M. Paul Stapfer pensé, au contraire, que l’art et la critique ne vont pas l’un sans l’autre et que les enfants prodiges sont les meilleurs maîtres.

M. Stapfer doit avoir été conduit à ce principe, subversif de toutes les notions reçues, par l’application de la méthode comparative, la grande méthode moderne. Il a comparé beaucoup de critiques sur un certain nombre de sujets donnés. Ces comparaisons lui ont fourni la matière de son premier volume, la Petite comédie de la critique littéraire, qui n’est autre chose qu’une ingénieuse et piquante discussion des jugements contradictoires les plus célèbres sur Molière et la comédie française classique. Il a pris goût à ce travail ; l’expérience lui a montré que la veine était riche, et c’est en la fouillant qu’il y a trouvé la matière des deux premiers volumes de ses Artistes juges et parties. Il faut bien espérer que ces deux volumes ne sont qu’un commencement, car si mes impressions ne me trompent pas, on apprend avec M. Stapfer, en quelques pages, beaucoup plus de bonne littérature et de saine rhétorique qu’on ne le fait dans la plupart des écoles par les cours complets de rhétorique générale, de théorie des genres et de littérature élémentaire qui préparent à l’enseignement supérieur, ou qui, pour les jeunes filles, en tiennent lieu. Le principe de M. Stapfer est donc le meilleur, puisqu’il produit les meilleurs fruits. Comment se fait-il qu’il soit le meilleur ? C’est ce que nous voulons essayer d’expliquer.

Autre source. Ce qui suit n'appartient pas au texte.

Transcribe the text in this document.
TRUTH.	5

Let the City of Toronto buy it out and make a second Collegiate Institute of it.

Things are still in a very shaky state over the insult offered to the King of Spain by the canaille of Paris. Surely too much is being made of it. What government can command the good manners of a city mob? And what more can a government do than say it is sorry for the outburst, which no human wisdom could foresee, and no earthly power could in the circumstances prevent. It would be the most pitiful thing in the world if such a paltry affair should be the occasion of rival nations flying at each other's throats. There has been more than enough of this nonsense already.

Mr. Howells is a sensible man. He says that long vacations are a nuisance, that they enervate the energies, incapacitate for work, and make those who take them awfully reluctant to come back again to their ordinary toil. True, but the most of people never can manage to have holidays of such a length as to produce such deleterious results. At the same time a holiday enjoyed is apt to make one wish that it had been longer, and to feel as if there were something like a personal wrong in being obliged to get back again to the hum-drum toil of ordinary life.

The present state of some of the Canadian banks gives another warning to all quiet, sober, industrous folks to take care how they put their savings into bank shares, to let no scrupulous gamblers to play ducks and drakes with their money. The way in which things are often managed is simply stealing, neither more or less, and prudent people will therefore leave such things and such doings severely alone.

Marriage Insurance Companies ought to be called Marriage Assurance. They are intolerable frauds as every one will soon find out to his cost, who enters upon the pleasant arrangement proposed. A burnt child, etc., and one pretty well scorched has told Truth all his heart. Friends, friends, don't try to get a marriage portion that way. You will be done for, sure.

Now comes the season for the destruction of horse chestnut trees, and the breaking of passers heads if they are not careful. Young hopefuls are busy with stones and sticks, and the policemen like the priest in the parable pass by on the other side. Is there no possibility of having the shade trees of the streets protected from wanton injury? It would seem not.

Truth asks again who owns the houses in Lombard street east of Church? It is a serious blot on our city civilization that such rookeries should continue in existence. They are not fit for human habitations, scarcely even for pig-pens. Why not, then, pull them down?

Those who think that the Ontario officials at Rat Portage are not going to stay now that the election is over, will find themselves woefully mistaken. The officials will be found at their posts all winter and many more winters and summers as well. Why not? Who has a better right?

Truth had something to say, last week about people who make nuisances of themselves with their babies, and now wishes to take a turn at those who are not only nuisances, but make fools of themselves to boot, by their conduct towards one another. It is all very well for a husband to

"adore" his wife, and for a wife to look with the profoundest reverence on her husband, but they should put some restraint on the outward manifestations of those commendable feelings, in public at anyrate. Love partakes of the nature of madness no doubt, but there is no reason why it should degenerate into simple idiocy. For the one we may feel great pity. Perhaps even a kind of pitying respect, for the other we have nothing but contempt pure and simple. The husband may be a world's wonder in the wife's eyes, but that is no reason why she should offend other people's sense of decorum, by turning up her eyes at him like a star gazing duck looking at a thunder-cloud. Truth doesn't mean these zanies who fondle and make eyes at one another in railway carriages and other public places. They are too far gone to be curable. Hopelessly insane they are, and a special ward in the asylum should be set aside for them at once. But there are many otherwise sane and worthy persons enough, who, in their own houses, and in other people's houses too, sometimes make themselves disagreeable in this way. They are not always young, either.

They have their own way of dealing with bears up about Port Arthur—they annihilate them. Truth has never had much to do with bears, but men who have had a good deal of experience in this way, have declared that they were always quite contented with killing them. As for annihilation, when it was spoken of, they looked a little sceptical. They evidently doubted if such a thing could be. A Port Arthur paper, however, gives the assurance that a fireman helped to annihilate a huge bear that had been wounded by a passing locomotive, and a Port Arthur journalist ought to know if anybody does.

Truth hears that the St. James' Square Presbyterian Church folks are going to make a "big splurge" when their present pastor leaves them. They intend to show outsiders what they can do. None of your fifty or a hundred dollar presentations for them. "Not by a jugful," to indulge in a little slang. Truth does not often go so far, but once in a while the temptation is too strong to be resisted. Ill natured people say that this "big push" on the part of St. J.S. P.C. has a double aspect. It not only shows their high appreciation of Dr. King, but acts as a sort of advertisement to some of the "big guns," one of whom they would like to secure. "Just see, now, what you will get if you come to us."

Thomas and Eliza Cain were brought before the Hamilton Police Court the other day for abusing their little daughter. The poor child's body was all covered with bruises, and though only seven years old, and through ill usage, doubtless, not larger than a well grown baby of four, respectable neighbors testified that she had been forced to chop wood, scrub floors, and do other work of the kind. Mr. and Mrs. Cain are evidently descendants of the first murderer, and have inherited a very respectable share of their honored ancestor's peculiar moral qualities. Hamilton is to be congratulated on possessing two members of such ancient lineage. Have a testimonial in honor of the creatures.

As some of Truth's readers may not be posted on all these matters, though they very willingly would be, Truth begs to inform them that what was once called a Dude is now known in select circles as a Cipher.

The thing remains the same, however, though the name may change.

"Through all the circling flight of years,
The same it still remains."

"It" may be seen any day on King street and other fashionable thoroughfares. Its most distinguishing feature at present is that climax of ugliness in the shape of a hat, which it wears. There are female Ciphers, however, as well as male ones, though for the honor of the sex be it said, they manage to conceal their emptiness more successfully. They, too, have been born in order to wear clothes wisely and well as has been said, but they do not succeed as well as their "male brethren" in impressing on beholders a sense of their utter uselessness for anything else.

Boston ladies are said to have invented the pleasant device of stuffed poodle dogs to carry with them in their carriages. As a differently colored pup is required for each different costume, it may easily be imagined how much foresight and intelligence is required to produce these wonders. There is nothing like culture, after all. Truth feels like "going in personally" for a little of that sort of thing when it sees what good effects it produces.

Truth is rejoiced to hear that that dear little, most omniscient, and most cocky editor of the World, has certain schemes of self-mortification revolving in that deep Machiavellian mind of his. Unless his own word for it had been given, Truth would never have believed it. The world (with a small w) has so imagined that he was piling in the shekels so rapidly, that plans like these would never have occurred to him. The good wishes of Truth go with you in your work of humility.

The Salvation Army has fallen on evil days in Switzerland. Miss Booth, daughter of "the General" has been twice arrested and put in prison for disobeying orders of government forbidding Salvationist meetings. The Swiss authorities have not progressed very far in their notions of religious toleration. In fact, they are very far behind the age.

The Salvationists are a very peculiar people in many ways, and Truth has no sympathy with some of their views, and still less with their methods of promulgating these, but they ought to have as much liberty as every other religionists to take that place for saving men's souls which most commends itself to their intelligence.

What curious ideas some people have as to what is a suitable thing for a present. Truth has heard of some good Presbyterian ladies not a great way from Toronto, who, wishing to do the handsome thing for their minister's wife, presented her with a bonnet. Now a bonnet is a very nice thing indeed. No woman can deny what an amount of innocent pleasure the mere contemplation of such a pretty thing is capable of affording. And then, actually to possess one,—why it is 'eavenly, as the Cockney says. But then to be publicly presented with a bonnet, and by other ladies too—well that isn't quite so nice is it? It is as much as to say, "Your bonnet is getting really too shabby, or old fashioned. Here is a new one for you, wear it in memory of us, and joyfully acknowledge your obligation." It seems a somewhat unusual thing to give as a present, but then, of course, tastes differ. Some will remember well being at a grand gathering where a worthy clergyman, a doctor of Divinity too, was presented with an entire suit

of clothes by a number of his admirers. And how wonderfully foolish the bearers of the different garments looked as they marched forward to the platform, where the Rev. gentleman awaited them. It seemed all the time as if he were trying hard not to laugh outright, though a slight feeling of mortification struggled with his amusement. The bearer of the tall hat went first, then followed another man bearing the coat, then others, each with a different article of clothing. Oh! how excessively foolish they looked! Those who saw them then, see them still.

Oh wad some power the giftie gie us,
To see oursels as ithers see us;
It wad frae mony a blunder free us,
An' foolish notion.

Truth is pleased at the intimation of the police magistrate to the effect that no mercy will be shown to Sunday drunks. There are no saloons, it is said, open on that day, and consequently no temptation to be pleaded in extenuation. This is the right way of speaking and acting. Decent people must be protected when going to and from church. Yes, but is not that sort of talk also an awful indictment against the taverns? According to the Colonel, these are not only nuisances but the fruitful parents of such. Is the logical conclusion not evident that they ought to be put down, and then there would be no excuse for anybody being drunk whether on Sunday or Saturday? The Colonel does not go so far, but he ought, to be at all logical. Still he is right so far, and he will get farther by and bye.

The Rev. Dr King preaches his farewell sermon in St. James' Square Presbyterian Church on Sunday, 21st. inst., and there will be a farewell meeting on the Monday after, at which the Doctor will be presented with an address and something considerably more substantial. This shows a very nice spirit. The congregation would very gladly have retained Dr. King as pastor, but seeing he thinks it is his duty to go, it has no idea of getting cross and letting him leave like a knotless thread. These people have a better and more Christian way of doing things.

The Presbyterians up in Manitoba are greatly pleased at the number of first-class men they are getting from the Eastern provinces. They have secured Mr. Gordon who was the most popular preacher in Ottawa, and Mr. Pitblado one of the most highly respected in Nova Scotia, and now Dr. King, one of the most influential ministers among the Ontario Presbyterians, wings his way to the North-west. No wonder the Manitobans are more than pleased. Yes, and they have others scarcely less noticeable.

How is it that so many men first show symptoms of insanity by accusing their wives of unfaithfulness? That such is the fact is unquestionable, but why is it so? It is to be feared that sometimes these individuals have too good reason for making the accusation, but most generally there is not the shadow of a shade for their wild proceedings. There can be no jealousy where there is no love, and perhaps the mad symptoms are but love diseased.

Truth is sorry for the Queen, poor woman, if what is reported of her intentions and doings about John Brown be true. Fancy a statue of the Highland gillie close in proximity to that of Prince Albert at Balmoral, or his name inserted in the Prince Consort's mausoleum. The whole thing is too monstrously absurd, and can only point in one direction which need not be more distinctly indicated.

Il faut accorder deux choses aux partisans de la séparation de la théorie et de la pratique, en matière d’art et de poésie.

Il n’est point impossible que l’exercice habituel de la critique nuise au développement poétique de l’imagination. L’esprit humain prend des habitudes, des plis, et à force de négliger certains mouvements, il devient incapable de les faire.

En outre, les artistes ont ordinairement une autre manière d’exprimer leurs sentiments que les critiques proprement dits. Ceux-ci cherchent à déduire les raisons de leurs sympathies et de leurs antipathies ; ceux-là, moins analyseurs, en sentent le pourquoi plus qu’ils ne l’expliquent. Mais ils n’en savent pas moins ce qu’ils sentent, partant ce qu’ils veulent et ce qu’ils font. Pour se présenter sous une autre forme, leur critique n’en est pas moins de la critique.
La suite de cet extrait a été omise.